Shabbat Noah: Creating the World Anew
As the beginning unfolds a warning goes forth:
Remember it is so easy to go astray.
It is so easy to allow ourselves to be ruled by impatience,
To be shaped by harsh judgments,
To become uninterested in the lives of others.
Even with the best intentions,
Even with the commitment to love,
It is still so easy to go astray.
But always there is an opening, a tzohar,
A way to see differently,
A way to let in visions, practices and insightsthat help us keep turning.
That help us keep turning toward attentive kindness,
Toward curiosity and interest.
Always there is an opening, a tzohar
That will show us the way to live in reverent relationship with each other
And all the earth.
In parshat Noah we witness the exile of speech. Noah remains silent when God tells him of the plan to put an end to human beings and destroy all the earth. When hearing this news Noah does not argue, he does not comment. Noah does not ask one question. Noah, the man who walks with God, remains completely silent as creation is shattered. Noah's speech has been exiled, a consequence of the deep disconnection of his generation.

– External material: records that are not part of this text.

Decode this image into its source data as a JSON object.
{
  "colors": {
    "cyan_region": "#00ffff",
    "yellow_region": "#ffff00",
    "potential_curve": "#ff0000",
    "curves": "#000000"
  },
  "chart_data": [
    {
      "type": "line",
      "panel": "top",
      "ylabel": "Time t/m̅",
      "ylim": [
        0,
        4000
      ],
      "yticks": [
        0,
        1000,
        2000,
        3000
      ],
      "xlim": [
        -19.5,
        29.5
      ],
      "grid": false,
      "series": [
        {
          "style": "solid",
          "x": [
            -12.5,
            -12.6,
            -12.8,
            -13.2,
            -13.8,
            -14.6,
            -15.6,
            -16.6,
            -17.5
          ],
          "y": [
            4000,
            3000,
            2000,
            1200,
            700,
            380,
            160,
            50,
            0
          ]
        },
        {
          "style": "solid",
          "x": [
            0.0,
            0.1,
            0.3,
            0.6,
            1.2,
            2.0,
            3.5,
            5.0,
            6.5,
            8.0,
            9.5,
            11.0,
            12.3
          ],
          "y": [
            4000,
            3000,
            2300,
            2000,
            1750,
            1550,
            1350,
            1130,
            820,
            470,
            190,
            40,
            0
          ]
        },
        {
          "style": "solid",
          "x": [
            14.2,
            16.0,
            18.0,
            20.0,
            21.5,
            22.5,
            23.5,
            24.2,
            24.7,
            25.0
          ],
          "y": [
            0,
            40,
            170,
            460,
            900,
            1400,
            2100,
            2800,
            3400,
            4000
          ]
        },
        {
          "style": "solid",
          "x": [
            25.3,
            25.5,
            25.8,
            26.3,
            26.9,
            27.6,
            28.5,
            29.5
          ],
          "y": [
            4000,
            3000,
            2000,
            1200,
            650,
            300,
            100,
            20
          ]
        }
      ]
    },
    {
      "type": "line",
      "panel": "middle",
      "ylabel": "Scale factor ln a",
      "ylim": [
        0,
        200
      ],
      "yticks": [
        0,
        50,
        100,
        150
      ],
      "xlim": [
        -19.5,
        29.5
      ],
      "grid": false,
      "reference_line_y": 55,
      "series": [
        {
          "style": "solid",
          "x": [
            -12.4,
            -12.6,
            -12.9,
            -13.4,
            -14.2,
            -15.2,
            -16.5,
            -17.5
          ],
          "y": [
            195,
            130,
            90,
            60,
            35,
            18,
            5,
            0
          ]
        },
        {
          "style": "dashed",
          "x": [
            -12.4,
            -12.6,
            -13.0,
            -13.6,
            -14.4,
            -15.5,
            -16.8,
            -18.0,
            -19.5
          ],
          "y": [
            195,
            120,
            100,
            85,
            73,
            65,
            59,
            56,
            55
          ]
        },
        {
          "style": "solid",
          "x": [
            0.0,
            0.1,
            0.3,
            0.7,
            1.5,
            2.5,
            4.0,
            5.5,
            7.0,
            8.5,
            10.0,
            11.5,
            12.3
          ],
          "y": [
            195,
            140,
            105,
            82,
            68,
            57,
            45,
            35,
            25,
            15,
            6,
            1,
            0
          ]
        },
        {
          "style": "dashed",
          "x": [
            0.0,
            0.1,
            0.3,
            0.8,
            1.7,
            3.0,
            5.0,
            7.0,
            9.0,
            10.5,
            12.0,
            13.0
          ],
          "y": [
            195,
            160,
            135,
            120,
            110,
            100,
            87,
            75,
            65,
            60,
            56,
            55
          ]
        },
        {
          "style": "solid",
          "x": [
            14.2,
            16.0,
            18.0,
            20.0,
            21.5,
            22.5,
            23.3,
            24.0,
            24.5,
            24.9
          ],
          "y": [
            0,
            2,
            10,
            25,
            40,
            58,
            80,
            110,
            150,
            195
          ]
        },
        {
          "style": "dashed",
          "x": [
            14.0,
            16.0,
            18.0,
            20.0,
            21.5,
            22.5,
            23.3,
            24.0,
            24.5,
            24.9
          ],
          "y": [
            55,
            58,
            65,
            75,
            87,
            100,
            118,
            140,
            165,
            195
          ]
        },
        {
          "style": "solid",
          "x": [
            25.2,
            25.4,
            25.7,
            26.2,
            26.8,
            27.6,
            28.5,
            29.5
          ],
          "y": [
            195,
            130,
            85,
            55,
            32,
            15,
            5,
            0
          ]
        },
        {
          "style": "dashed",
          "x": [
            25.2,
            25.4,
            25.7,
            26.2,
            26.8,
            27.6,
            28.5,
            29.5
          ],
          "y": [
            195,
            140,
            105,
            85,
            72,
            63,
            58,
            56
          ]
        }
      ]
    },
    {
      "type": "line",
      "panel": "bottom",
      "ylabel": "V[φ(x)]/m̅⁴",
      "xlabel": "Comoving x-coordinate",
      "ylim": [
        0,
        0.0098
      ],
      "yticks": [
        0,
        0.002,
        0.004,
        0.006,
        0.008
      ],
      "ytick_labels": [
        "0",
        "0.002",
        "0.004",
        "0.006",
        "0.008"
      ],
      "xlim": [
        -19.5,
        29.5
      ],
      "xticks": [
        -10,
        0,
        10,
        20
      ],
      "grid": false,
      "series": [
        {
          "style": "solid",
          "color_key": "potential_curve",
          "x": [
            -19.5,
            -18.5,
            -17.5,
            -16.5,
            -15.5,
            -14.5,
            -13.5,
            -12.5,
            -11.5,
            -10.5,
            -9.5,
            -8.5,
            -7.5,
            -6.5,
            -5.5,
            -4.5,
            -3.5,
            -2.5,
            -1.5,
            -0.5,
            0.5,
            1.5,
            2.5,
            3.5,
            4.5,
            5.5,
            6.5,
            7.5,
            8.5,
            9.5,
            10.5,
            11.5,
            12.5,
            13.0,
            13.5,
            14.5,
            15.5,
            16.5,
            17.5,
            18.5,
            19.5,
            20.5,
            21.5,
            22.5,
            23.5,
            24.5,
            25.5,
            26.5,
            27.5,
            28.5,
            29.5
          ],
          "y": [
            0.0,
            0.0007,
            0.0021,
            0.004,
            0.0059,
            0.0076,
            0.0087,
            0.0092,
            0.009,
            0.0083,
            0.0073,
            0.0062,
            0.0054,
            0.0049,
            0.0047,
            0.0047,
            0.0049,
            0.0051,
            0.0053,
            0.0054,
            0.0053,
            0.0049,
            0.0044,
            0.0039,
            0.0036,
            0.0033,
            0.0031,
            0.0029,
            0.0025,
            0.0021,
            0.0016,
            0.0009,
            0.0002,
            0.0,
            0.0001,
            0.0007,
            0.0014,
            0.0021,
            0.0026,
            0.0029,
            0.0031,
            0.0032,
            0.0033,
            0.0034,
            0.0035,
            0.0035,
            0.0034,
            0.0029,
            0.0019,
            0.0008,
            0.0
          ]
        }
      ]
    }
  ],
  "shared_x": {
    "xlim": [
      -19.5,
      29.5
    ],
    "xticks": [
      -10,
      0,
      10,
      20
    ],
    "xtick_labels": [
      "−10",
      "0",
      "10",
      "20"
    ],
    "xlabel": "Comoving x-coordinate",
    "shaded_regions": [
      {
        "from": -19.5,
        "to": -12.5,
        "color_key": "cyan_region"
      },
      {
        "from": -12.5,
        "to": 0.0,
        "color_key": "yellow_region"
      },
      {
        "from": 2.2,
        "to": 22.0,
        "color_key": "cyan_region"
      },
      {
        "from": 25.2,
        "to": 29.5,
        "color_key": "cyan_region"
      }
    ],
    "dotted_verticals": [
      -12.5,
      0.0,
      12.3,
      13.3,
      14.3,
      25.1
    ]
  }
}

The people of Noah's generation lost interest in their relationships with each other and the earth. They no longer looked toward each other with curiosity or care. Human interactions became like robbery, people grabbing what they wanted for themselves with out any awareness, sensitivity or concern about how their actions might affect another. The generation had lost the ability to act with kindness. They lost the capacity to see the humanity in another, to see Divinity in the world. This experience was the very converse of love.
And God examined the generation and chose Noah, seeing him not just for who he is but more importantly for who he might become.
God told Noah to do three things:
To build an ark,
To enter the ark with his family,
To bring into the ark representatives from the animal world.
In the building of the ark God instructed Noah to make a tzohar, an opening through which new insights, visions and ways of being could appear.
And with this tzohar the ark became a laboratory for curiosity and kindness.
In the ark Noah's perspective shifted and he began to experience life differently. In the ark Noah became a righteous person. His responsibility to care for the animals transformed his consciousness. Through his relationship with the animals Noah relearned alert, attentive kindness. He rediscovered curiosity. He became interested again in diversity and the intricate patterns of creation. Being responsible for the well being of living creatures awakened his concern for others.
Noah re-experienced the interconnection of all life.
Sensitivity and kindness reappeared. Love poured forth.
And with this the world was created anew.
Alert, attentive kindness.
Curiosity and interest in others.
Even with the best intentions it is so easy to go astray and loss sight of these commitments. This week's Torah portion reminds us to seek a tzohar, an opening that helps us return to awareness and compassion.